A l'Oeuvre, Michel Fau s'empare d'un drame quelque peu oublié d'Henry de Montherlant ("La Reine Morte", "La Ville dont le Prince est un Enfant", "Le Cardinal d'Espagne"...) mettant en scène un couple et son enfant à la veille de la Libération. Usant du ton emphatique qu'on lui connaît, maîtrisant comme personne l'art du décalage, L'acteur révèle merveilleusement toute l'acidité d'une plume par ailleurs pleine de grâce qui dresse un portrait complexe, pas vraiment reluisant, de l'être humain, et nous permet de pénétrer au plus profond de l'âme névrosée des personnages. Le résultat est à la fois irrésistiblement drôle, grinçant, noir, intense et tragique.

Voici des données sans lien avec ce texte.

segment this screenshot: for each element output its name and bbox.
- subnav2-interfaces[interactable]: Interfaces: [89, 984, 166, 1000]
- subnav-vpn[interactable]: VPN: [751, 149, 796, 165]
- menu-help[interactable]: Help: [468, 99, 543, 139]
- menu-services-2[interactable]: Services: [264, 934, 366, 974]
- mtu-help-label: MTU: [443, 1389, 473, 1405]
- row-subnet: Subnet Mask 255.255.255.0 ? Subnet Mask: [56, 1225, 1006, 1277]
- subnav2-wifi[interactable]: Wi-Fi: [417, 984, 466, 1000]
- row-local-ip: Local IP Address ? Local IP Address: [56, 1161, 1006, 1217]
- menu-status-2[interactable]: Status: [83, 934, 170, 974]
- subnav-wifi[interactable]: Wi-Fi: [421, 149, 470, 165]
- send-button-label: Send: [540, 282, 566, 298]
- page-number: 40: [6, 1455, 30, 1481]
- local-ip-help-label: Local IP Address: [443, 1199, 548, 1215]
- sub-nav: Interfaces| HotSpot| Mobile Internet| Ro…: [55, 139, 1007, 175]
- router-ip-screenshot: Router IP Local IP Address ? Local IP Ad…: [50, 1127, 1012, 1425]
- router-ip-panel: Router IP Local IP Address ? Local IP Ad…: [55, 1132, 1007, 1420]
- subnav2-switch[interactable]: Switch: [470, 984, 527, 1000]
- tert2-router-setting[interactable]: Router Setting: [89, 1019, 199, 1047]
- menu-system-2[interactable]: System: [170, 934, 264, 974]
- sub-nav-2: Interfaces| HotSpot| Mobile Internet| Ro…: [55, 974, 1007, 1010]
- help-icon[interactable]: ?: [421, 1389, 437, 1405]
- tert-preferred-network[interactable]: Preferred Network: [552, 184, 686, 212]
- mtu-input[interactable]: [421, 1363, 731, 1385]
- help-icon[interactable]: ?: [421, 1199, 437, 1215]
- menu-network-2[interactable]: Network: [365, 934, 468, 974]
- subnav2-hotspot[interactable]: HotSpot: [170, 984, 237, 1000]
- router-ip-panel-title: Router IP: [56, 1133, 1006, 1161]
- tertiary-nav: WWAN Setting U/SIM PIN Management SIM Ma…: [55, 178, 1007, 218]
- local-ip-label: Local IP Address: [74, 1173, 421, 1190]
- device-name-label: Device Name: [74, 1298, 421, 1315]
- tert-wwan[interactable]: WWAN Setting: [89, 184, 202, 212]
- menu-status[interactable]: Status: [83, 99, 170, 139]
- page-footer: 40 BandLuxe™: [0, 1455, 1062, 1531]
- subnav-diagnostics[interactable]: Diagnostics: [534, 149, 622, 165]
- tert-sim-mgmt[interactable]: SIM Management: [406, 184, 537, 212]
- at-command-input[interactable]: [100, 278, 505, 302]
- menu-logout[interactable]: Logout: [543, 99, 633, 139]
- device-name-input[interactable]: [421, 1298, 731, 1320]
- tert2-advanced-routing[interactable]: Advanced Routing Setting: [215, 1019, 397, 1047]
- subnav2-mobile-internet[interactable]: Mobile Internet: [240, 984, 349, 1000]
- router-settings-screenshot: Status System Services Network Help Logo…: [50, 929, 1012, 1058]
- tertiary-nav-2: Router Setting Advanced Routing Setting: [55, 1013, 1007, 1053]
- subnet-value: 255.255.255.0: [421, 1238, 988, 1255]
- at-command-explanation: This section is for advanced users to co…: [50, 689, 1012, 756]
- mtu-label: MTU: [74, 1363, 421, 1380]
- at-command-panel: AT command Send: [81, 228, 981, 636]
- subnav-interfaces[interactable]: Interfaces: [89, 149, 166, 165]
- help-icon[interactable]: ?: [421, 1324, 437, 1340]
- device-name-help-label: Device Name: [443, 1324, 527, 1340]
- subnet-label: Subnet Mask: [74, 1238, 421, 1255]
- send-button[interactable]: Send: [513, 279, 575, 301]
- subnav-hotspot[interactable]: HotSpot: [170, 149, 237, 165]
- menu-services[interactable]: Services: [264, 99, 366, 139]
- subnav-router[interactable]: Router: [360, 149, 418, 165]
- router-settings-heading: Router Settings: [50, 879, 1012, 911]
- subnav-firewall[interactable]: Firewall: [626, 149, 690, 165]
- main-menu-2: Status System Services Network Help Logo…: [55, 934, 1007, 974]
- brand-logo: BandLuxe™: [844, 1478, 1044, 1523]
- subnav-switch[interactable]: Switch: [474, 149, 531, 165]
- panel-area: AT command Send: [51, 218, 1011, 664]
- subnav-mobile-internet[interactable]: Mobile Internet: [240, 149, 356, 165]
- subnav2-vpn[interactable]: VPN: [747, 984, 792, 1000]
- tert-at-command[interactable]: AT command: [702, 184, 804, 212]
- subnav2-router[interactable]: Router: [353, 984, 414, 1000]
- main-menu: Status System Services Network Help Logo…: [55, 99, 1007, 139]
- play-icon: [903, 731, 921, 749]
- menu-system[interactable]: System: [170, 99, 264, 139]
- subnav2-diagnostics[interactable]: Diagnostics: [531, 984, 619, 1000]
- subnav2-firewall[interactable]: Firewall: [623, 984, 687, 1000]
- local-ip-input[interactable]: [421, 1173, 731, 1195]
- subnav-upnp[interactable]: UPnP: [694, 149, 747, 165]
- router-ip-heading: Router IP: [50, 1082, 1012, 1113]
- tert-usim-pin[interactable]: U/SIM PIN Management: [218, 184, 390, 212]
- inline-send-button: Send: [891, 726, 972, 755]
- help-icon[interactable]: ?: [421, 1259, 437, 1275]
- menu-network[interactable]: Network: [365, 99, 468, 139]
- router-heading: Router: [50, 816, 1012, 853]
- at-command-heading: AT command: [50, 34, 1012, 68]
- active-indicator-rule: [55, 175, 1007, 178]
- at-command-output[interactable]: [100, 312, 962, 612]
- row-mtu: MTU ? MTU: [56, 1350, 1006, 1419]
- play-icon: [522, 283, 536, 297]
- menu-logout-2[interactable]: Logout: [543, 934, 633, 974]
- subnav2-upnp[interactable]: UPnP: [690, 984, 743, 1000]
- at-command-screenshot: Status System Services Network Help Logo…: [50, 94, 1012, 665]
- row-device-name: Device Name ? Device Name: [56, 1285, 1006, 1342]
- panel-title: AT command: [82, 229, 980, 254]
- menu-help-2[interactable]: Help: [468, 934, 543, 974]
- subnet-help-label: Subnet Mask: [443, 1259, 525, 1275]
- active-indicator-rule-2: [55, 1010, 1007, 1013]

Juin 1944. Dans leur salon, un homme et une femme qui ne s'aiment plus. Ils se le disent ouvertement, violemment, cyniquement. Lui ne cache pas l'indifférence qu'il éprouve pour leur fils de 17 ans. L'amour presque incestueux qu'elle porte à sa progéniture la plonge pour sa part dans des états extrêmes. Le garçon souhaite intégrer la Résistance. Après réflexion, son père, avocat au patriotisme relatif ayant défendu un allemand durant la guerre, autorisera le projet, voyant là une opportunité de se racheter une conduite, la Libération s'annonçant. Ce faisant il condamnera le jeune homme...
Au coeur d'un somptueux et oppressant écrin 1930, le teint flatté par un éclairage sépia rétro à souhait, les trois interprètes nous baladent donc du vaudeville à la tragédie grecque, sans jamais oublier la vérité de ceux qu'ils incarnent, tendant régulièrement un miroir au spectateur. Michel Fau campe avec délice un homme infect, froid, ambigu, égoïste, lâche, misogyne et misanthrope (n'en jetez plus). Léa Drucker dévoile une femme et une mère dont les souffrances l'envoient dans un monde parallèle. Elle assume et contrôle remarquablement le jeu excessif qui lui est demandé. Un travail sculpté avec précision. Bravo. Entre les deux Loïc Mobihan est un fils modèle, pugnace et droit. Cet acteur débutant à la présence certaine convainc par sa sincérité et sa diction impeccable. Nous suivrons son parcours de près.
N'hésitez pas.
"Demain il fera jour". Jusqu'à fin juin au Théâtre de l'Oeuvre.